Lastly, stretch ┬ábefore bed. The importance of this one is pretty self explanatory. I stretch every single night before bed because I generally have been home from the gym for a while and this is precisely when all the tightness hits. Furthermore, I like to be a bit limber before bed so I don’t pull a muscle rolling around while I sleep. Okay… that was a poorly written joke but really I don’t like the super stiff feeling I have in the morning if I don’t stretch properly at night.

Don’t over do this! I’m not suggesting you need to break out into a full on yoga session every five minutes. I’m also not saying that you should burn 10-15 minutes of your work day stretching in the afternoons. A quick 3-5 minute stretch session should get all the big muscle groups appropriately. You’ll feel generally better throughout the day, and save the big stretches for the morning and evening.

Get Outside

I understand that not everyone works in a work environment where they can take a midday stroll or walk outside. With the disappearance of the classic “smoke-break”… thank goodness… we now really have no excuse to get outside throughout the day. This is why I generally try to make it a point to go grab coffee or lunch somewhere within walking distance of my office.

Having this plan going into each day is very helpful. Yes, I know this can become an expensive habit and every frugal website/blog on the internet tells you to cut out that cup of coffee a day or to pack your own lunch. I guess if you have to save the money (something I should do more of) then make it a point to still go for a walk at lunch. Even if you just walk around the block, getting out of the office can rekindle your morning motivation and excite you about pushing through the rest of the day.

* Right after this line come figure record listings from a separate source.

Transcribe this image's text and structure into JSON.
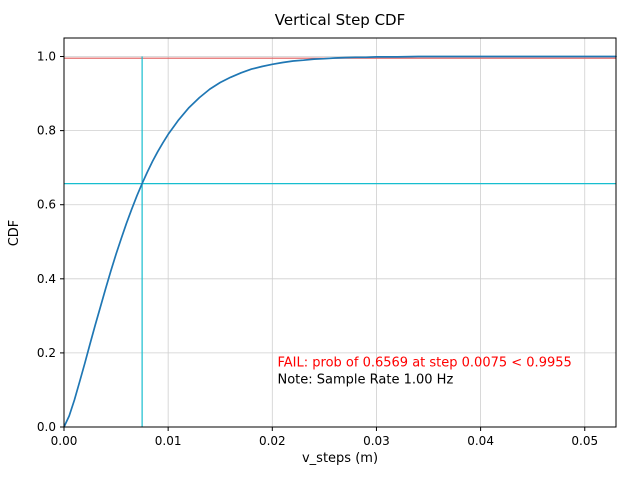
{
  "chart_data": {
    "type": "line",
    "title": "Vertical Step CDF",
    "xlabel": "v_steps (m)",
    "ylabel": "CDF",
    "xlim": [
      0.0,
      0.053
    ],
    "ylim": [
      0.0,
      1.05
    ],
    "grid": true,
    "legend": false,
    "x_ticks": {
      "values": [
        0.0,
        0.01,
        0.02,
        0.03,
        0.04,
        0.05
      ],
      "labels": [
        "0.00",
        "0.01",
        "0.02",
        "0.03",
        "0.04",
        "0.05"
      ]
    },
    "y_ticks": {
      "values": [
        0.0,
        0.2,
        0.4,
        0.6,
        0.8,
        1.0
      ],
      "labels": [
        "0.0",
        "0.2",
        "0.4",
        "0.6",
        "0.8",
        "1.0"
      ]
    },
    "colors": {
      "curve": "#1f77b4",
      "grid": "#cfcfcf",
      "threshold_red": "#e05c5c",
      "marker_cyan": "#17becf",
      "fail_text": "#ff0000",
      "note_text": "#000000"
    },
    "series": [
      {
        "name": "empirical-cdf",
        "color": "#1f77b4",
        "x": [
          0,
          0.0005,
          0.001,
          0.0015,
          0.002,
          0.0025,
          0.003,
          0.0035,
          0.004,
          0.0045,
          0.005,
          0.0055,
          0.006,
          0.0065,
          0.007,
          0.0075,
          0.008,
          0.0085,
          0.009,
          0.0095,
          0.01,
          0.011,
          0.012,
          0.013,
          0.014,
          0.015,
          0.016,
          0.017,
          0.018,
          0.019,
          0.02,
          0.021,
          0.022,
          0.023,
          0.024,
          0.025,
          0.026,
          0.027,
          0.028,
          0.029,
          0.03,
          0.032,
          0.034,
          0.036,
          0.038,
          0.04,
          0.042,
          0.044,
          0.046,
          0.048,
          0.05,
          0.053
        ],
        "y": [
          0,
          0.03,
          0.073,
          0.122,
          0.172,
          0.224,
          0.275,
          0.325,
          0.374,
          0.422,
          0.467,
          0.509,
          0.55,
          0.588,
          0.624,
          0.657,
          0.688,
          0.717,
          0.743,
          0.767,
          0.79,
          0.829,
          0.862,
          0.889,
          0.912,
          0.93,
          0.944,
          0.956,
          0.966,
          0.973,
          0.979,
          0.984,
          0.988,
          0.99,
          0.993,
          0.994,
          0.996,
          0.997,
          0.998,
          0.998,
          0.999,
          0.999,
          1.0,
          1.0,
          1.0,
          1.0,
          1.0,
          1.0,
          1.0,
          1.0,
          1.0,
          1.0
        ]
      }
    ],
    "reference_lines": [
      {
        "name": "required-probability-line",
        "orientation": "h",
        "value": 0.9955,
        "color": "#e05c5c"
      },
      {
        "name": "measured-probability-line",
        "orientation": "h",
        "value": 0.6569,
        "color": "#17becf"
      },
      {
        "name": "step-threshold-line",
        "orientation": "v",
        "value": 0.0075,
        "to": 1.0,
        "color": "#17becf"
      }
    ],
    "annotations": [
      {
        "name": "fail-annotation",
        "text": "FAIL: prob of 0.6569 at step 0.0075 < 0.9955",
        "color": "#ff0000",
        "x": 0.0205,
        "y": 0.163
      },
      {
        "name": "sample-rate-note",
        "text": "Note: Sample Rate 1.00 Hz",
        "color": "#000000",
        "x": 0.0205,
        "y": 0.118
      }
    ],
    "key_values": {
      "measured_probability": 0.6569,
      "step_value": 0.0075,
      "required_probability": 0.9955,
      "sample_rate_hz": "1.00"
    }
  }
}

One thing that helps me is finding interesting landmarks in your area and visiting those each day. Not everyone works in a super cool location, but if you do this should be extremely simple. Make sure you bring some decent walking shoes to work. There’s no sense in tromping around the sidewalks in brand new high heels girls, and guys I know from personal experience that my dress shoes are not exactly the best for being active.

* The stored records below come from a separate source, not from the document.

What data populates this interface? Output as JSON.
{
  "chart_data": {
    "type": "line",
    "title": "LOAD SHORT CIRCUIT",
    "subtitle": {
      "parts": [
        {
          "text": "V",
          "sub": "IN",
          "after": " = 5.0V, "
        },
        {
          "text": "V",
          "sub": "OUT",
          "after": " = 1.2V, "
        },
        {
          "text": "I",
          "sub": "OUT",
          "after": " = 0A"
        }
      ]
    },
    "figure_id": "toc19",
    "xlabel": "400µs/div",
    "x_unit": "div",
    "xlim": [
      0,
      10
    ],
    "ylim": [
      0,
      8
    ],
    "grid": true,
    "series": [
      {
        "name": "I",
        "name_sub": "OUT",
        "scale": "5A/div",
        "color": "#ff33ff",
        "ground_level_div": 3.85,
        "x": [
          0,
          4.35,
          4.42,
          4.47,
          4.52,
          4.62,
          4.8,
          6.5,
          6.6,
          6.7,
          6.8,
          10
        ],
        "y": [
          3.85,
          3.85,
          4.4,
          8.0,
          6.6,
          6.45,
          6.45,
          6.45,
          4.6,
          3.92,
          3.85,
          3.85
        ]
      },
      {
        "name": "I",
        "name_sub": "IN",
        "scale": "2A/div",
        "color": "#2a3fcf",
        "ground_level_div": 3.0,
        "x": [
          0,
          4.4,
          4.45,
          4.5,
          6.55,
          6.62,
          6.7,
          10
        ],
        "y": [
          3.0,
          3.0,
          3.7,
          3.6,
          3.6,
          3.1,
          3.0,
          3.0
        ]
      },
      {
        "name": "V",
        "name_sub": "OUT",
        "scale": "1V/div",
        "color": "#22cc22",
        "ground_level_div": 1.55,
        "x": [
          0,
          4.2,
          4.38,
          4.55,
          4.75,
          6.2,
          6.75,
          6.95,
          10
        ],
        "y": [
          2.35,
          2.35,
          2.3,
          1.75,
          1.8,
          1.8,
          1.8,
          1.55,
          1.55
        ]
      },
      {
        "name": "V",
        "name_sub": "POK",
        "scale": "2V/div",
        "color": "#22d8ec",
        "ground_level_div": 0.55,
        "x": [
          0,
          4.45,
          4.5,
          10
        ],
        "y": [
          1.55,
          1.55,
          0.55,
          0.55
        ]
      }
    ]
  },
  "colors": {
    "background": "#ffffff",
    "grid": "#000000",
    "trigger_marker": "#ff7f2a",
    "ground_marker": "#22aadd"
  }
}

Add Natural Lighting to Your Workspace

There are many different people out there suggesting you “trick out your cubicle” or something along those lines. Personally I don’t care if my cubicle has bright blue walls, photos, and posters everywhere. It’s a business setting and I am a bit of a minimalist as far as my workspace goes so incorporating new items has to be warranted.

One item that I would deem a warranted item for your workspace is a natural lamp. You can find all sorts of these lamps on Amazon (or by clicking above) that provide some natural light to your workspace. The warmer color bulbs help to put you in a better mood. Not to mention an extra lamp can help you see your work better reducing eye strain and headaches.

I have experience a bit of glare on my computer screens from time to time, but if you adjust your lamp shade or direction a bit it should help knock that down. Also, if you really need to focus on your computer I would suggest getting one of those fancy new style lamps that has an off and on switch.


All of these things combined should contribute to an overall healthy office environment. The solutions I have offered are all things that I personally do to make office work not so monotonous throughout the day. I really suggest trying to incorporate all of these if possible, and if that’s not within your reasonable plan of action then at least try to take on one at a time. I think you’ll be amazed at the result. If I have a personal favorite to suggest, it’s getting stretch happy. Stretching is usually a focal point of my day and gives me something to look forward to as a break in the middle of my afternoon.

All of these things and cutting back on that morning caffeine intake really contribute to a healthy work environment. This definitely helps when it comes to being motivated for the gym in the afternoons as well.